To answer this question, we need to first understand what a subpoena is. A subpoena is a legal request for the procuration of documents or evidence. With this aforementioned power, the COC can subpoena documents from the LASD and they would have to comply or face the legal issues. This is a significant step in holding a sense of accountability over the LASD, as the COC can now demand documents as opposed to simply asking for them. 

Supervisor of the COC, Mark Ridley-Thomas, said it best at the board meeting: “Transparency and accountability have been – and remain – critical hallmarks to the reform of the Sheriff’s Department. The COC’s recent lack of access to Sheriff’s Department data, documents and testimony has impeded their ability to perform their core oversight functions. Backtracking on progress made is not an option.
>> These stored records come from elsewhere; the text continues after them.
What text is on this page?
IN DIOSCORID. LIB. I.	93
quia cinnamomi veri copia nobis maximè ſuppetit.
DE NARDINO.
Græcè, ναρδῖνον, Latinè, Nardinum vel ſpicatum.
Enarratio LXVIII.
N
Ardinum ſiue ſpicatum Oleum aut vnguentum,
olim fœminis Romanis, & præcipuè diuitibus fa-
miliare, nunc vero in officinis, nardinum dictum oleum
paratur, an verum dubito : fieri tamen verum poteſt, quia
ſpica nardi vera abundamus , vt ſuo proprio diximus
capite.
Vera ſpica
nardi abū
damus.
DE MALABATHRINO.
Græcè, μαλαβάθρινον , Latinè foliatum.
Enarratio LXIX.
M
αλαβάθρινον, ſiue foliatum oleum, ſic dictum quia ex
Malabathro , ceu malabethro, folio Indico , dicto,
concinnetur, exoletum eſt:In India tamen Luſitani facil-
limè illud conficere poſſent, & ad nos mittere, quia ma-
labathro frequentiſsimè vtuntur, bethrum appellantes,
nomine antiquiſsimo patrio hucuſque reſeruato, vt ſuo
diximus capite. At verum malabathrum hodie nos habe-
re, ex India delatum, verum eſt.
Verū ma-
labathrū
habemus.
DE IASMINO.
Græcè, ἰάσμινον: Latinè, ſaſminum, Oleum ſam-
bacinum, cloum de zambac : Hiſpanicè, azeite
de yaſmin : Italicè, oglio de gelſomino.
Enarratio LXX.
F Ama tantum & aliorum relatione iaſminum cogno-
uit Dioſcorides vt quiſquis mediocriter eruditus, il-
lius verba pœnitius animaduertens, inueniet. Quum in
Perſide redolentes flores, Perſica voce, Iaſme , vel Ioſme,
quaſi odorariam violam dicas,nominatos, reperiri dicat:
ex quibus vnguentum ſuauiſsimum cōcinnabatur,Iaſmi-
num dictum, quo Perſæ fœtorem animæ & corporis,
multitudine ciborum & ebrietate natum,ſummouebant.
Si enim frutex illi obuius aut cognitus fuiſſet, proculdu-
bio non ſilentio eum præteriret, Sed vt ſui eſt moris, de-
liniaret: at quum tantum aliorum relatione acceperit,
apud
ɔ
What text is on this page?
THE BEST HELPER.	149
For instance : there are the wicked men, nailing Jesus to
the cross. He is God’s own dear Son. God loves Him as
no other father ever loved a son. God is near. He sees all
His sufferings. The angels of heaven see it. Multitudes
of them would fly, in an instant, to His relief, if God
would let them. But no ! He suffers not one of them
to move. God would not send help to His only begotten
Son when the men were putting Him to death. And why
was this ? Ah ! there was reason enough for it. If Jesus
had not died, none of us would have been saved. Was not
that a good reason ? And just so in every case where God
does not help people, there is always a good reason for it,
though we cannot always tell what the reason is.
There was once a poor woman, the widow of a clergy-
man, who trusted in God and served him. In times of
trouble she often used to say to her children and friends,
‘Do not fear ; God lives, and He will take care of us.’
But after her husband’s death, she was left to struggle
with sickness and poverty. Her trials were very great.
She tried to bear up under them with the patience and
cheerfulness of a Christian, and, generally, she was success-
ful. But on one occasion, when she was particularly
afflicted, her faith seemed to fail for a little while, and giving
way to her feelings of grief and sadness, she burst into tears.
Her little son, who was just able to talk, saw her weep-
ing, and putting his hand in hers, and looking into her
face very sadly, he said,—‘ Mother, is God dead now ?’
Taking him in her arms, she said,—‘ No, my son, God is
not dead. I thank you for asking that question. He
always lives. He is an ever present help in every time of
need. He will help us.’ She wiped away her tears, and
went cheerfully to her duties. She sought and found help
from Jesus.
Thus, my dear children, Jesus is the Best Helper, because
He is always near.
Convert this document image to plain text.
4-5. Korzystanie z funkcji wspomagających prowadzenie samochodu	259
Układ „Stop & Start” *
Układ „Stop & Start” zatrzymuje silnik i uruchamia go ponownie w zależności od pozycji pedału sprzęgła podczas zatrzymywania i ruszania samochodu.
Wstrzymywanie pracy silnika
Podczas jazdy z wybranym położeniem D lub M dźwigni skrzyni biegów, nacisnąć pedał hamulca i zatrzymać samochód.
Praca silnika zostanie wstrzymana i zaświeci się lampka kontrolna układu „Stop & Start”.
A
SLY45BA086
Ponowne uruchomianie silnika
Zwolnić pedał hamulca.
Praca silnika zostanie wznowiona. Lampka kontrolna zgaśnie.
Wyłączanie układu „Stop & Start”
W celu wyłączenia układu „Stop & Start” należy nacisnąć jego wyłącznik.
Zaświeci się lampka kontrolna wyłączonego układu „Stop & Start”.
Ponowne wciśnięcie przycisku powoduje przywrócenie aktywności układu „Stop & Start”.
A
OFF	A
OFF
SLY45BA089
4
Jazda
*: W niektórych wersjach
Given this, the Board must rethink – and must be open to reconfiguring – their authority, including granting subpoena power, in the name of stronger reform.” It was this adamant mentality that brought about the much-needed reform, and that allowed Supervisor Ridley-Thomas to hold his ground during the meeting.

This new ruling was met with some resistance by the LASD, specifically from Sheriff Villanueva, the LA sheriff who has been at the center of much controversy following a questionable decision to rehire an officer accused of domestic violence and refusing to release important documents/cases. He had proposed his initiation as a member of the board that allocates subpoena power to the COC, but was quickly shot down. 

For now, this new regulation provides the public with more insight into what is really going on behind the scenes at the LASD. However, the fight doesn’t end here. There is still more work to be done. In March, there may be a proposed ballot to expand subpoena power to civilians. This is a crucial step in our pursuit of justice and accountability. Without checks and balances, unequal power relations will continue to torment the oppressed.  

[Update January 28, 2020]

On January 28, the Los Angeles Board of Supervisors granted the COC direct power to subpoena documents, data, and direct testimony from the LASD. Meaning, they no longer have to go through the OIG.

This will evidently provide the COC with newfound power to hold the LASD accountable, and bring transparency to what is happening within LA jails and policing in our community.

This will hopefully lead to much-needed reform, and give a voice to the victims of a corrupted criminal justice system. 

[Update February 22, 2020]

With voting centers in Los Angeles County opening today, people across the county are preparing to exercise their right to vote. All eyes will most likely be on the “Presidential Preference” section, however, an unprecedented Measure R will also be featured on this ballot.

Measure R will allow the COC to keep their ability to directly subpoena the LASD. Which, as we have discussed, is critical for justice reform in LA. The measure also includes an additional section that would allow the COC to conduct a jail-reform research study, referred to as the “Plan.”

The Plan will be a feasibility study exploring the potential of reallocating $3.5 billion – originally meant for jail expansion – towards mental health treatment, crime prevention, chronic homelessness, and reducing jail population. 

As you enter your local polling center these next few days, remember that while at times we are disconnected from what’s happening in D.C., there are ways to enact immediate change in our community. Voting “yes” on Measure R is a vote that represents the wrongfully convicted who do not have the privilege to voice their opinion; a vote for the institutionalized; a vote for the homeless; a vote for accountability and transparency; a vote for justice.